В фильме, впрочем, есть и воспоминания его танцоров, и монологи самого Каннингема, и его любовная переписка с Джоном Кейджем: картина примерно наполовину состоит из архивных кадров. В промежутках между ними современные танцоры воспроизводят придуманную Каннингемом хореографию — то в лесу, то в тоннеле метро, то в пустом и прозрачном здании аэропорта. Из всего этого действительно складывается трагический образ непростого и талантливого человека: в сущности, «Каннингем» — это история отчуждения.
Сначала это было отчуждение от зрителей, которые отказывались понимать и принимать его танец, пока после лондонского успеха американцы не осознали, что у них появился выдающийся хореограф. Затем началось постепенное отчуждение от труппы. Каннингем с самого начала не слишком активно общался со своими танцорами, ограничиваясь объяснениями, куда надо ставить ноги и как сгибать руки, но с годами вообще отказался от личных контактов с ними. Труппа была для него палитрой, а отдельные люди — даже не инструментами, а просто красками, которые Каннингем использовал для создания танца.

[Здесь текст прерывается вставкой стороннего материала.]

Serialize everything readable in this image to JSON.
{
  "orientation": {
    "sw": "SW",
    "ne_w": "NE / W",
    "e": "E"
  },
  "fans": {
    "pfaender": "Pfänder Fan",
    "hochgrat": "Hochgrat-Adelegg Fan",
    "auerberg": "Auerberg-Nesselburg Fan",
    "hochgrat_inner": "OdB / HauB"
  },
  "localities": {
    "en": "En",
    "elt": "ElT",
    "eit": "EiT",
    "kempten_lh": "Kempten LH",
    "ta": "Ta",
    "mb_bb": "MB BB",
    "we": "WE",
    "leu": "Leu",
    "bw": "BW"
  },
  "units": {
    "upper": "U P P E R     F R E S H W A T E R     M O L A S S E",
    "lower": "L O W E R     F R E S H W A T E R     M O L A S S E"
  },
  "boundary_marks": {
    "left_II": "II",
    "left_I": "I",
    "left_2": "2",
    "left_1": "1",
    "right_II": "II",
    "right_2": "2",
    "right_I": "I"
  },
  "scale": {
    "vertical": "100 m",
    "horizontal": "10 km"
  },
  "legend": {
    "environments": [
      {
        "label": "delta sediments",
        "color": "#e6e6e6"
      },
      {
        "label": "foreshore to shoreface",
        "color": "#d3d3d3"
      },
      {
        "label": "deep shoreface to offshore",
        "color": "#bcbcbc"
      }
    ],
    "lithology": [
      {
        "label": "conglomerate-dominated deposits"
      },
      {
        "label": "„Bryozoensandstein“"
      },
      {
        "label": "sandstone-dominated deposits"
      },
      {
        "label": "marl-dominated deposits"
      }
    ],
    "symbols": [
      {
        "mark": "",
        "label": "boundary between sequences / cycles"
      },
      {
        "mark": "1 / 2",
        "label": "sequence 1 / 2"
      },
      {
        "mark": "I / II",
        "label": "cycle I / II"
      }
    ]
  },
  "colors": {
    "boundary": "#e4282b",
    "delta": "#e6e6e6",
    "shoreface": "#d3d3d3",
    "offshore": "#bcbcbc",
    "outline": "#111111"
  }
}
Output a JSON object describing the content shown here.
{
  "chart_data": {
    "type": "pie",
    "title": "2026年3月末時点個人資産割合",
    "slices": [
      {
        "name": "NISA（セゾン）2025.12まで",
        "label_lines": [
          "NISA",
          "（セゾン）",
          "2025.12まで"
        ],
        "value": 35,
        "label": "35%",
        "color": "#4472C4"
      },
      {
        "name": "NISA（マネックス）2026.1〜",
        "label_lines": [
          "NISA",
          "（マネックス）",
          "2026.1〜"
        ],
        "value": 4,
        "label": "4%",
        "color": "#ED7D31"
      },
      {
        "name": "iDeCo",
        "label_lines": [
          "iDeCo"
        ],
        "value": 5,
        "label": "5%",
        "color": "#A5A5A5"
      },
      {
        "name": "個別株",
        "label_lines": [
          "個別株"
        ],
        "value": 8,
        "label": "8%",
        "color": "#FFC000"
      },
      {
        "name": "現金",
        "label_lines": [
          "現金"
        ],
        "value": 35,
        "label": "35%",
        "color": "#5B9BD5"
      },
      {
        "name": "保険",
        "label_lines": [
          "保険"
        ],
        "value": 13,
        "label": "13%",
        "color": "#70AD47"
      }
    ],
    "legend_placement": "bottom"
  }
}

Сам танец тоже лишался привычных связей и освобождался от всего, что хореограф считал лишним. Для начала он разделил танец и музыку — люди на сцене двигались независимо от звукового сопровождения и часто впервые слышали музыку только во время выступления. Тела танцоров должны были стать свободными и от внешнего ритма, и от сложившихся стереотипов: Каннингем использовал метод случайного выбора для определения последовательности движений, а в последние годы и вовсе подключил к процессу компьютер. При этом он повторял, что танец ничего не выражает и не транслирует никаких идей или образов, существуя сам по себе и не подчиняясь ни логике, ни законам гармонии, ни даже, пожалуй, анатомии.
Каннингем создавал не новое искусство, не новый способ существования на сцене и даже не новую форму жизни. Его танец — это новая стихия, еще одно агрегатное состояние, в котором, кажется, уже нет места для человека. В конце фильма фигуры в разноцветных одеждах танцуют на крыше дома, стоящего на морском берегу. Они действительно очень похожи, вечное море и заново придуманный Каннингемом танец: одновременно живые и неодушевленные, прекрасные и пугающие, вдохновляющие и бесчеловечные.